Let me present this idea: What if you're not suppose to?

Now before you all start telling me how wrong you all think I am... or how stupid you all think I am, let me explain myself. What is love? (baby don't hurt me... don't hurt me... no more) Sorry... getting back on track...

"Love is patient and kind; love does not envy or boast; it is not arrogant or rude. It does not insist on its own way; it is not irritable or resentful; it does not rejoice at wrongdoing, but rejoices with the truth. Love bears all things, believes all things, hopes all things, endure all things. Love never ends." ~ 1 Corinthians 13: 4-8a

This is not "love" as the world has defined it, this is love as God describes it... this is the unconditional love of God, with which He asks us to love the world with. It doesn't say that this is the love that we use to love our significant others with... this is the love with which we are to love everyone with... friends, family, colleagues, neighbours, people you encounter on a daily basis. Regardless of whether you are in a "romantic" relationship or not... you are to love your sisters and brothers in Christ with this same love!

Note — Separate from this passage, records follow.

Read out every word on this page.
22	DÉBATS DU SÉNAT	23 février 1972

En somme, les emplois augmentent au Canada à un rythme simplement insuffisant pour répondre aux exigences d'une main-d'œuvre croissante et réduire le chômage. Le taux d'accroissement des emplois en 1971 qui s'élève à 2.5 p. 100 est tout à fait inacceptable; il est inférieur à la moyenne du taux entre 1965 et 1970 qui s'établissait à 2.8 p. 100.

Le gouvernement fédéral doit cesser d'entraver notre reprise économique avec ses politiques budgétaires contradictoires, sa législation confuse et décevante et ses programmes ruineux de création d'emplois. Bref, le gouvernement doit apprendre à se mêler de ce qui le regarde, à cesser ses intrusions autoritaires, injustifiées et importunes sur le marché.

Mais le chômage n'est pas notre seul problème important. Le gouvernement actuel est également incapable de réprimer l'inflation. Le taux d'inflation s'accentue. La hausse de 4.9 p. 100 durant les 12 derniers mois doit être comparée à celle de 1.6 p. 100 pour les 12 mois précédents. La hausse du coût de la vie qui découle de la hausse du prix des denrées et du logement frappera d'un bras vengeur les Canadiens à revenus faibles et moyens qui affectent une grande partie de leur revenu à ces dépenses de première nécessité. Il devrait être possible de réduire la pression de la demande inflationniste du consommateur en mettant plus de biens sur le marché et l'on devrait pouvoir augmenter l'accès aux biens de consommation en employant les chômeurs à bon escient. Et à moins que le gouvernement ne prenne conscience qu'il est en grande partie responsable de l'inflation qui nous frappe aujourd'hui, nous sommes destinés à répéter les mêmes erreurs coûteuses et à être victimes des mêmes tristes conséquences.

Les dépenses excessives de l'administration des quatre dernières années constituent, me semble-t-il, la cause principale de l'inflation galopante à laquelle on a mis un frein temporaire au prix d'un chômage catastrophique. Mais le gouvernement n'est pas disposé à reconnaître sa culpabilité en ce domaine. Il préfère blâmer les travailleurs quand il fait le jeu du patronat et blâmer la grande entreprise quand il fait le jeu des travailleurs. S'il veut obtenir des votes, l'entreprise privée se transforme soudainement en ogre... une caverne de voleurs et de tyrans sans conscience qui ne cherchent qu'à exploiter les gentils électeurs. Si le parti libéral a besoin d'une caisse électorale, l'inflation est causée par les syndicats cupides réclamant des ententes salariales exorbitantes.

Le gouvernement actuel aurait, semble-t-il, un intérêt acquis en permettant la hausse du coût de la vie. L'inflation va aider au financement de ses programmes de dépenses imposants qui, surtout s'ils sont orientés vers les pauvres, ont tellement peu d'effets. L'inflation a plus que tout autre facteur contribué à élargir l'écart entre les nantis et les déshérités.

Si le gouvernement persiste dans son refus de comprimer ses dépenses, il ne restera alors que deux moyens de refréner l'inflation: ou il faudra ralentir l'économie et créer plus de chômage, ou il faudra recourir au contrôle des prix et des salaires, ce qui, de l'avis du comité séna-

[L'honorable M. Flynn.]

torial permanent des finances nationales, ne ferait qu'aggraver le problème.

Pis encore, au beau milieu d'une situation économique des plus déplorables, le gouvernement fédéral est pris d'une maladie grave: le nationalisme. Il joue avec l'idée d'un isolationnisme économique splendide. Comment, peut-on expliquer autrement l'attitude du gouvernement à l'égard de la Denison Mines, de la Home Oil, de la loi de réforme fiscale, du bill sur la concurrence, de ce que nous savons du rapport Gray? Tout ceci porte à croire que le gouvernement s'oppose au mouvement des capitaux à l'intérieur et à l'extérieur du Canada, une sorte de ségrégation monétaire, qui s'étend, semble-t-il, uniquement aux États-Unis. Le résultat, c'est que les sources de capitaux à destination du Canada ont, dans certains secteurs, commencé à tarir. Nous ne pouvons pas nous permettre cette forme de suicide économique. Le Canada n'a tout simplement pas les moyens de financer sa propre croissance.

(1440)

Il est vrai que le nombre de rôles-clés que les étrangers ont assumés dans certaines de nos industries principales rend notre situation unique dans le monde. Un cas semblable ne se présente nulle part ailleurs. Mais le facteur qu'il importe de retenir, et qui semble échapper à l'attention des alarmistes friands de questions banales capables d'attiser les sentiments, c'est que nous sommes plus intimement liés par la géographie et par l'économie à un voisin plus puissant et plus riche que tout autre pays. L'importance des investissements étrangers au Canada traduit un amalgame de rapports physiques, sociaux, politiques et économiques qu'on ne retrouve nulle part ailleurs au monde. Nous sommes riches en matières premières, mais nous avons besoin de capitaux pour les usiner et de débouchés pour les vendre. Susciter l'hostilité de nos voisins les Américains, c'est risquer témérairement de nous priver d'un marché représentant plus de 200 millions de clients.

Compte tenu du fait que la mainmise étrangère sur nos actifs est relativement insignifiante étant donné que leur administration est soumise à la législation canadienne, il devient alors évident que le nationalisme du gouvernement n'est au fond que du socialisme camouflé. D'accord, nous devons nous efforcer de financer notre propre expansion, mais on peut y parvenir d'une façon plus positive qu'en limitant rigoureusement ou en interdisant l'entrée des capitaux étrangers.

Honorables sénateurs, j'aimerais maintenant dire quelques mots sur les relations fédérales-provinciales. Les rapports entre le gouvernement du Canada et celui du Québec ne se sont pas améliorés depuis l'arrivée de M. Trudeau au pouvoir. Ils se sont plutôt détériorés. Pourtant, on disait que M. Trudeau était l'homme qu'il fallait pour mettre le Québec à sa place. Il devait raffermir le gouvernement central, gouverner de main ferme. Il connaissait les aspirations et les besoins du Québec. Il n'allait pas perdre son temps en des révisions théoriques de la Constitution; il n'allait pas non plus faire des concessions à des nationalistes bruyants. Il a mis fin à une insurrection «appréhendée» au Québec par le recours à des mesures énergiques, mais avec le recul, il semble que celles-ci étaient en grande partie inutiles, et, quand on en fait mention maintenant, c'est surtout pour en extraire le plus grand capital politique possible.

Before you were "together" you were brothers and sisters in Christ, and in most cases, friends. Nothing changes this fact... and you loved each other. Now just because you're no longer together, it doesn't mean that you get to stop loving. It doesn't mean that they're no longer your sister or brother in Christ! The source with which you are loving with has not changed. Friends, family, wife husband, girlfriend, boyfriend, coworker, lady on the street... you love out of the abundance of God's love in you. How you express that love to each of these different people is different... but the source is not. So when you breakup... you don't STOP loving someone, you simply change the way you experss that love. 

"By this all people will know that you are my disciples, if you have love for one another." ~ John 13:35

Open your eyes and your heart and your mind... and look beyond your human understanding of what love is. Read that verse in John... it screams of a different way of life. It tells us that we must live differently than the world...

I understand that this is hard. I do. I know that some relationships end with so much pain and bitterness... that this sounds impossible. I've been there. I know the pain of abandonment and betrayal as well, but God IS bigger than all of those things. Let God have all of that pain, and allow Him to make you new. Let God cleanse you of all that... restore your heart, so that HIS love may overflow in you, so that you may walk out His purposes for you. God's hand is worth holding... a grudge is not, but you cannot hold God's hand until you let of the grudge. (I should know!)

"Having purified your souls by your obedience to the truth for a sincere and brotherly love, love one another earnestly from a pure heart, since you have been born again, not of perishable seed but of imperishable, through the living and abiding word of God." ~ 1 Peter 1:22-23

Yes... this is hard, but it is NOT impossible.

1 Apr 2011

:)

2 days of this... the only thing that was missing was some sun... bwar! the loudest thing ringing in my ears was the sound of waves, the wind, and the chirping of birds... no ipod, no iphone... just nature, God, and I.

God spoke right into my heart... and it was exactly what I needed to hear. :)

I could blog about it... but I'm starting to dislike the lack of interaction on here... and I know people are reading this, so if you want to know... ask me in person!